Assessment of reporting biases
In addition to the evaluation of reporting bias as described in the Assessment of risk of bias in included studies section, we will assess reporting bias by constructing a funnel plot where there are a sufficient number of included studies (i.e. at least 10 studies included in a meta‐analysis). When there are fewer studies, the power of the tests is too low to distinguish chance from real asymmetry (Higgins 2011).
Data synthesis
We will enter data into the Review Manager 5 software (RevMan 2012), as provided by The Cochrane Collaboration and undertake analyses according to the guidelines of the Cochrane Handbook for Systematic Reviews of Interventions (Higgins 2011). We will include outcome measures only if it was the intention of the study to perform the necessary assessments in all randomised participants (i.e. not only optional or only performed in some centres). When the results of a particular outcome measure are available for less than 50% of the participants of a study, due to the associated high risk of attrition bias, we will not report the results of this outcome measure. We will pool results only if both treatment groups are comparable, including the definition of outcomes used. We will provide a descriptive summary for studies for which pooling of results is not possible. We do not expect multi‐arm studies (i.e. including more than two treatment groups); however, if we include these studies, we will take appropriate measures as described in the Cochrane Handbook for Systematic Reviews of Interventions (Higgins 2011). We will analyse historical CCTs separately. We will analyse studies that compare immunotherapy plus HDC with a AHCT.

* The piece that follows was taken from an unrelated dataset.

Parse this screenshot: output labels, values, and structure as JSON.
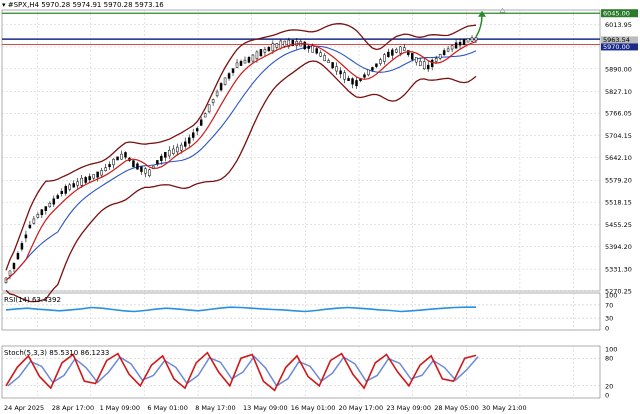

For each comparison, we will prepare a 'Summary of findings' table using the GRADEprofiler software in which we plan to present the following outcomes: event‐free survival, overall survival, progression‐free survival, quality adjustes survival and toxicity of the treatment. Two review authors will independently assess the quality of the evidence using the five GRADE considerations (i.e. study limitations, inconsistency, indirectness, imprecision and publication bias).
Subgroup analysis and investigation of heterogeneity
We will not perform subgroup analyses.
Sensitivity analysis
For all outcomes for which pooling is possible, we will perform sensitivity analyses for all risk of bias criteria separately. We will exclude studies with a high risk of bias or unclear risk of bias and compare the results of studies with a low risk of bias with the results of all available studies.